今でも、新しい文法に出会うと戸惑うことはあります。
それでも以前より、「最初は分からなくても、何度も触れていれば少しずつ見えてくる」と思えるようになりました。
今回の 있는 も、私にとってはそんな経験の一つだったのです。
まとめ
韓国語を勉強していた頃の私は、–(으)ㄴ 것 같다 の活用を少しずつ理解し始めた頃に、있는 것 같아요 という形を見てまた立ち止まりました。
形容詞なら (으)ㄴ が付くと思っていたため、
「どうして 있는 になるのだろう?」
と、とても不思議だったのを覚えています。
調べてみると、있다 と 없다 は現在連体形で 있는・없는 という形になることを知りました。
でも、その説明を読んだからといって、すぐに理解できたわけではありません。
ドラマや会話、例文の中で何度も出会ううちに、少しずつ「韓国語ではこの形が自然なんだ」と感じられるようになっていったのです。
今振り返ると、この出来事を通して私が学んだのは、「ルールを覚えたら終わり」ではないということでした。

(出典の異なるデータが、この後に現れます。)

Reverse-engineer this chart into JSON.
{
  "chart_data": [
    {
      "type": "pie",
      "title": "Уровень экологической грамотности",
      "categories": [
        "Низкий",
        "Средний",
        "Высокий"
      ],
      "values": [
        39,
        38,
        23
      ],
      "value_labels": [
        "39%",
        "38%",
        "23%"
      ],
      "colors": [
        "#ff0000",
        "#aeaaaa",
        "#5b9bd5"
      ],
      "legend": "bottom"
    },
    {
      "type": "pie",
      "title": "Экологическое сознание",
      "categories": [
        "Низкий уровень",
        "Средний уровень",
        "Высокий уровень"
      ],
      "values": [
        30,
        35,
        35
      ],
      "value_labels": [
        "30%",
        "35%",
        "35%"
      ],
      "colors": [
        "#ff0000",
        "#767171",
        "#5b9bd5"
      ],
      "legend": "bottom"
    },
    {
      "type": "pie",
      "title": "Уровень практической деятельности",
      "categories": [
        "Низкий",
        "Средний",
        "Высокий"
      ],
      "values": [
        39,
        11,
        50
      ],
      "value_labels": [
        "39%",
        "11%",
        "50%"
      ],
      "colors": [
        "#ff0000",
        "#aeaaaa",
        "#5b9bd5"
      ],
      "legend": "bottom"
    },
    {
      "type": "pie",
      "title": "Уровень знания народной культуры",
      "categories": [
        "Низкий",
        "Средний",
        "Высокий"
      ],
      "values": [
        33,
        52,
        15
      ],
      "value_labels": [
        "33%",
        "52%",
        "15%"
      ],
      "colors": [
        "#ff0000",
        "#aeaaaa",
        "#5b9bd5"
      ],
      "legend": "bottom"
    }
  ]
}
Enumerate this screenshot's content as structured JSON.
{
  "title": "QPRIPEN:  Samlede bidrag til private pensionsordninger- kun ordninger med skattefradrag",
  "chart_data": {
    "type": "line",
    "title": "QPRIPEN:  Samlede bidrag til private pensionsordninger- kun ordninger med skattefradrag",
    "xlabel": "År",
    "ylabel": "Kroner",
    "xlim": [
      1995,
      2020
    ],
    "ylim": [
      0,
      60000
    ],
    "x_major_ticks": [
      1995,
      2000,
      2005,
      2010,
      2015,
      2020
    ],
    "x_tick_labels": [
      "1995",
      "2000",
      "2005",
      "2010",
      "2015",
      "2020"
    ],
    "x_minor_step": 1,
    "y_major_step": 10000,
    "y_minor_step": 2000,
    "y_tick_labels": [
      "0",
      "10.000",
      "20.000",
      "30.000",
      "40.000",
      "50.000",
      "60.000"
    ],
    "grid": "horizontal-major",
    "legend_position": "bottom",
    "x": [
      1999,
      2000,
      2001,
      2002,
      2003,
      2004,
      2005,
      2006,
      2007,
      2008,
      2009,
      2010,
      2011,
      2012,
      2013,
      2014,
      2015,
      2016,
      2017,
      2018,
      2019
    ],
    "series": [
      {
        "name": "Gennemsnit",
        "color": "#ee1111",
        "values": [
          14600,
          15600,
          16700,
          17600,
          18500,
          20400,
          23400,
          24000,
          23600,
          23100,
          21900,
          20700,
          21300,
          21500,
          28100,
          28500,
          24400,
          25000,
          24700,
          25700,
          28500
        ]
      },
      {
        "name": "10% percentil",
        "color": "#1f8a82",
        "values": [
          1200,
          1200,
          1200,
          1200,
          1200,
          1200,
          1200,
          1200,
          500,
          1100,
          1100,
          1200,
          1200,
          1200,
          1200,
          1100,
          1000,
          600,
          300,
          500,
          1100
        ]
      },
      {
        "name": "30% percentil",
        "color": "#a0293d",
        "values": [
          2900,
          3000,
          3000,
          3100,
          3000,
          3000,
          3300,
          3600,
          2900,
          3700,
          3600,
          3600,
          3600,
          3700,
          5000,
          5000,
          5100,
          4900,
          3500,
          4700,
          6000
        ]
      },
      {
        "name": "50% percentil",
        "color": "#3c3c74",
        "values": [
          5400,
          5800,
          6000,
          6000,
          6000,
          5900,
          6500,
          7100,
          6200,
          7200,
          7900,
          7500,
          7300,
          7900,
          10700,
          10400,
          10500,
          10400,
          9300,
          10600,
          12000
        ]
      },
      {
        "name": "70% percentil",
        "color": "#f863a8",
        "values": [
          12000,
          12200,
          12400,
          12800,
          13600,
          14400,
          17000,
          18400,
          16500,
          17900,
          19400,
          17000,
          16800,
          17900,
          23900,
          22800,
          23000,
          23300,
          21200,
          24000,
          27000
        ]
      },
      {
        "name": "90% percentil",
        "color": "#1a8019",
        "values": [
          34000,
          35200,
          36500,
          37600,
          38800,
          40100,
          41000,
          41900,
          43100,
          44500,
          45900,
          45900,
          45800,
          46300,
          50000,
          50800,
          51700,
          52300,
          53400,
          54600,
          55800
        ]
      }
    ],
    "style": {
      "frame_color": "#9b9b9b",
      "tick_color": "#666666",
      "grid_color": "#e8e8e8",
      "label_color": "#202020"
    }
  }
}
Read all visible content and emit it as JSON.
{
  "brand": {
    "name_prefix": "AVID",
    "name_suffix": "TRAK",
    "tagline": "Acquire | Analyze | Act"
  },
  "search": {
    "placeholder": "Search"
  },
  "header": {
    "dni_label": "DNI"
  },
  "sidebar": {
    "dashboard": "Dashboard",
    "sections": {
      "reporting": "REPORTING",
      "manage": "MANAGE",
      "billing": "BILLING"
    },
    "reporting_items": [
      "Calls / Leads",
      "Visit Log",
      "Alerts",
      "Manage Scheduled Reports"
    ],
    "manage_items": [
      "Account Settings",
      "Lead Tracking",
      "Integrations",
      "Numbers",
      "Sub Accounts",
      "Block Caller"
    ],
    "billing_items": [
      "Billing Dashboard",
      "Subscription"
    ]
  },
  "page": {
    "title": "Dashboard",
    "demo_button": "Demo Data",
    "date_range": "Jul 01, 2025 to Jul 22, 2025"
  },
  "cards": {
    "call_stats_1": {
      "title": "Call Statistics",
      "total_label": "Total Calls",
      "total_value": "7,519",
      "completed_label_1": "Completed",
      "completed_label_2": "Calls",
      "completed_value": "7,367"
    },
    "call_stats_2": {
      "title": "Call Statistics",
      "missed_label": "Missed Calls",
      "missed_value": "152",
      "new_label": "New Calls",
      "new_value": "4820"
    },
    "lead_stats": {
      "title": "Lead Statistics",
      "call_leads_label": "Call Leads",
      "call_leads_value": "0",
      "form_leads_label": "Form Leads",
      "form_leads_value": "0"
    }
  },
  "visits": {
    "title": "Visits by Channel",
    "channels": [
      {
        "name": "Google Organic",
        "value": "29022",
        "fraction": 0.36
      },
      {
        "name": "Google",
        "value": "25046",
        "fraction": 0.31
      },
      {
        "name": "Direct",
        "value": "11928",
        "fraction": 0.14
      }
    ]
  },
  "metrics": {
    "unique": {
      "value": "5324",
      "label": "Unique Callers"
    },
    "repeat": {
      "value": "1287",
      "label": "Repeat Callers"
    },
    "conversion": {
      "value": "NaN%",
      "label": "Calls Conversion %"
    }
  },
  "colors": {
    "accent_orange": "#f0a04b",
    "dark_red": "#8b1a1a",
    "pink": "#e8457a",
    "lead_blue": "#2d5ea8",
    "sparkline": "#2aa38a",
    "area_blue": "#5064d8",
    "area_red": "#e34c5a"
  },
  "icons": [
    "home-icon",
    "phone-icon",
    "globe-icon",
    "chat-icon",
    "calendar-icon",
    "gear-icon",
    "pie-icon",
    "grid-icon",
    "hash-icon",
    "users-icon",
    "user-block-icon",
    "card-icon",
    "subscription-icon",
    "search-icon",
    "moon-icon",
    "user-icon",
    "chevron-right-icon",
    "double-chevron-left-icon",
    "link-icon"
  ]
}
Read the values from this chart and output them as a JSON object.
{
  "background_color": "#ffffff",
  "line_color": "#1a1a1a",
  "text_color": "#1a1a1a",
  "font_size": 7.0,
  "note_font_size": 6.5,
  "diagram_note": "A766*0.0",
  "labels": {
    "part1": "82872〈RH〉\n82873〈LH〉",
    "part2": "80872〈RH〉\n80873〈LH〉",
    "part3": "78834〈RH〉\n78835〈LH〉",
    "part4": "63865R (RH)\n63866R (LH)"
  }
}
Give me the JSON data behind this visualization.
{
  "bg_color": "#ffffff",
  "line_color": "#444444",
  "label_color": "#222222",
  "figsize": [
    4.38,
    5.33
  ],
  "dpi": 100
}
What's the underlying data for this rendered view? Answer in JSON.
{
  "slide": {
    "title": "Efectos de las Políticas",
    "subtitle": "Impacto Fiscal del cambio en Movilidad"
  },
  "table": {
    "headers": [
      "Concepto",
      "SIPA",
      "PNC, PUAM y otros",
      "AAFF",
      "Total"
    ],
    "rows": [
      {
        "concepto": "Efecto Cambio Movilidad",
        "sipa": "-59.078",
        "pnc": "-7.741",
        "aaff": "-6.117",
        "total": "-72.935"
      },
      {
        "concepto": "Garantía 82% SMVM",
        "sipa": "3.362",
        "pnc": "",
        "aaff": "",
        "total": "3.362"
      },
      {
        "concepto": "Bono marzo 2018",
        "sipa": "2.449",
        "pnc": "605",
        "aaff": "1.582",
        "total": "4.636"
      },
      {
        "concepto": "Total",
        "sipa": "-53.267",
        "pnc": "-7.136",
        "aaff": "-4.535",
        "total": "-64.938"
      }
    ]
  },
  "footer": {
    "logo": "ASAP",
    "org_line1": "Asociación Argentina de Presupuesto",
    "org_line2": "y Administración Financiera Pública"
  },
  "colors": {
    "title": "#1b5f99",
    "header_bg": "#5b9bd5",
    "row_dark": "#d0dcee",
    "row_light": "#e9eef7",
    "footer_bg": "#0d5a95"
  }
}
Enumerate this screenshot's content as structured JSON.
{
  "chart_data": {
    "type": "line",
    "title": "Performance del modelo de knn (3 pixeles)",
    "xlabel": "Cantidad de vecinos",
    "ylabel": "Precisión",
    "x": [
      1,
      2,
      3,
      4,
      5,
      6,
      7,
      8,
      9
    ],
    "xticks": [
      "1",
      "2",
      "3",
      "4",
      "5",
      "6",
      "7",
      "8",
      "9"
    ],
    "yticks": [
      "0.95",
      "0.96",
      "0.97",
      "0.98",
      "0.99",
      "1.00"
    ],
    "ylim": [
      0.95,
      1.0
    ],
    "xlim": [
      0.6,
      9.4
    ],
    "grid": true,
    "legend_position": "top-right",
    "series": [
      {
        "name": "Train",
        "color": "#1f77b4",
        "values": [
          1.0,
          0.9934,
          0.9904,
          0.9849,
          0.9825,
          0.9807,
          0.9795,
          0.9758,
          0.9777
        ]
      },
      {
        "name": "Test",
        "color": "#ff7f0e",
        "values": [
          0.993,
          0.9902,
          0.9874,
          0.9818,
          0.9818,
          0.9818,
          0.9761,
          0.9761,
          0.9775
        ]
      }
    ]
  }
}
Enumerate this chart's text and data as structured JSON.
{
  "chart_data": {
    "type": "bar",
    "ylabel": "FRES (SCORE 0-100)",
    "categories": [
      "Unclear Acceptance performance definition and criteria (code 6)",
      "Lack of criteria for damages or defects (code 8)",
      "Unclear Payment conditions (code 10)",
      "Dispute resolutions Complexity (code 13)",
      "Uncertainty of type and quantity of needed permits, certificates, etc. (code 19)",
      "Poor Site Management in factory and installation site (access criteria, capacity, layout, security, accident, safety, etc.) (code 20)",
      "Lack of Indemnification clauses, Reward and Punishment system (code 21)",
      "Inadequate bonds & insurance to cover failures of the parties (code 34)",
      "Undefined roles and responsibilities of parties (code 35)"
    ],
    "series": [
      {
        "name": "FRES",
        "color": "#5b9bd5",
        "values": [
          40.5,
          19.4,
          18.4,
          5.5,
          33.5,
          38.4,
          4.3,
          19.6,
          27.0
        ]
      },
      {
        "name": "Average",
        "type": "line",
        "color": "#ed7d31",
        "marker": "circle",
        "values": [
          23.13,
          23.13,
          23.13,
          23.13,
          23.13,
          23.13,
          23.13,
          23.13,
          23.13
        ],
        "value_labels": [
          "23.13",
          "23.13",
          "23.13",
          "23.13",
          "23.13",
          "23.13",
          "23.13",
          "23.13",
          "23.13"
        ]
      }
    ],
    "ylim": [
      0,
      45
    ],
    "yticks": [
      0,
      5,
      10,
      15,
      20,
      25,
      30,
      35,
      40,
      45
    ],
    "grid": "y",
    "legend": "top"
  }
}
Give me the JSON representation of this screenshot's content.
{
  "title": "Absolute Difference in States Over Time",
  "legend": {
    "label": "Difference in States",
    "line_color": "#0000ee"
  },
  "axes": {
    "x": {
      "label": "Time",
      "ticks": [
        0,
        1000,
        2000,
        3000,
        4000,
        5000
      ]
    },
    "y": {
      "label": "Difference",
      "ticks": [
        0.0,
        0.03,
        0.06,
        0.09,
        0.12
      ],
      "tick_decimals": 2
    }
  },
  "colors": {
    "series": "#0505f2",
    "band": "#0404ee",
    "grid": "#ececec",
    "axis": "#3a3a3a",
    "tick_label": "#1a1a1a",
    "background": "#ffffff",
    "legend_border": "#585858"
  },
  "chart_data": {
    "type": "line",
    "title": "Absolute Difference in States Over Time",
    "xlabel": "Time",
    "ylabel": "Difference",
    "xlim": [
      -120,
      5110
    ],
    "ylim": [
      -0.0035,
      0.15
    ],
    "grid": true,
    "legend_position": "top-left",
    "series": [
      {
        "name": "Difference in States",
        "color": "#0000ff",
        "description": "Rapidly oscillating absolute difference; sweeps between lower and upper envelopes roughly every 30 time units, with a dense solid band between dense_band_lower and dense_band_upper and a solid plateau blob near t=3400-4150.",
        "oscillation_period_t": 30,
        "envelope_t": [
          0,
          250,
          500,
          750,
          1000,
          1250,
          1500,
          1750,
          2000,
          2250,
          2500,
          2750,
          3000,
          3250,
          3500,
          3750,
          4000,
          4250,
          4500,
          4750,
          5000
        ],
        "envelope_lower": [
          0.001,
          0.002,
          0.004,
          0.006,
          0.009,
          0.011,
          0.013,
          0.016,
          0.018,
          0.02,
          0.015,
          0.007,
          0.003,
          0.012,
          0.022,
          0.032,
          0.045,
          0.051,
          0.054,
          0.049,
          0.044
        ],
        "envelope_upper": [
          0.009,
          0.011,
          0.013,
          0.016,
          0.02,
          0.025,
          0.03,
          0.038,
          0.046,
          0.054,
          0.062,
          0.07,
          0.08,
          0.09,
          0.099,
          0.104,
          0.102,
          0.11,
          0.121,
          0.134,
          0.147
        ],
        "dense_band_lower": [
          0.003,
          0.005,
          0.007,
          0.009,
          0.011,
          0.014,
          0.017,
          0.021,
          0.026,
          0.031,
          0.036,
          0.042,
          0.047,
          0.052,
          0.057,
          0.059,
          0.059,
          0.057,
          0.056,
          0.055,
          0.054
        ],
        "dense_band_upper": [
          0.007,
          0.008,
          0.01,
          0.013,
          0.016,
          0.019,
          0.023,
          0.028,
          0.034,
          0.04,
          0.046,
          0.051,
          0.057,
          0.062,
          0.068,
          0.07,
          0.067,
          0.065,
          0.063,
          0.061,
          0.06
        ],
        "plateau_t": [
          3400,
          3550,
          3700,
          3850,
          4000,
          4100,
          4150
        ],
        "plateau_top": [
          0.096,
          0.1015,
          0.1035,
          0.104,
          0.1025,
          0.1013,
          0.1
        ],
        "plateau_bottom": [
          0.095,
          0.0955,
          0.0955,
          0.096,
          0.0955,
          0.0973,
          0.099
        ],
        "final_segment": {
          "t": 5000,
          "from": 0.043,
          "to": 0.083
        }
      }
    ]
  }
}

韓国語には、基本のルールを知った後に、「あれ?」と立ち止まる場面が何度もあります。
でも、そのたびに調べたり、実際の韓国語に触れたりしながら理解を深めていくことで、少しずつ見える景色が変わっていきました。
これからも、また新しい文法や活用で迷うことがあると思います。
それでも今は、「また止まった」と感じたその瞬間が、次の理解につながる一歩なのだと思っています。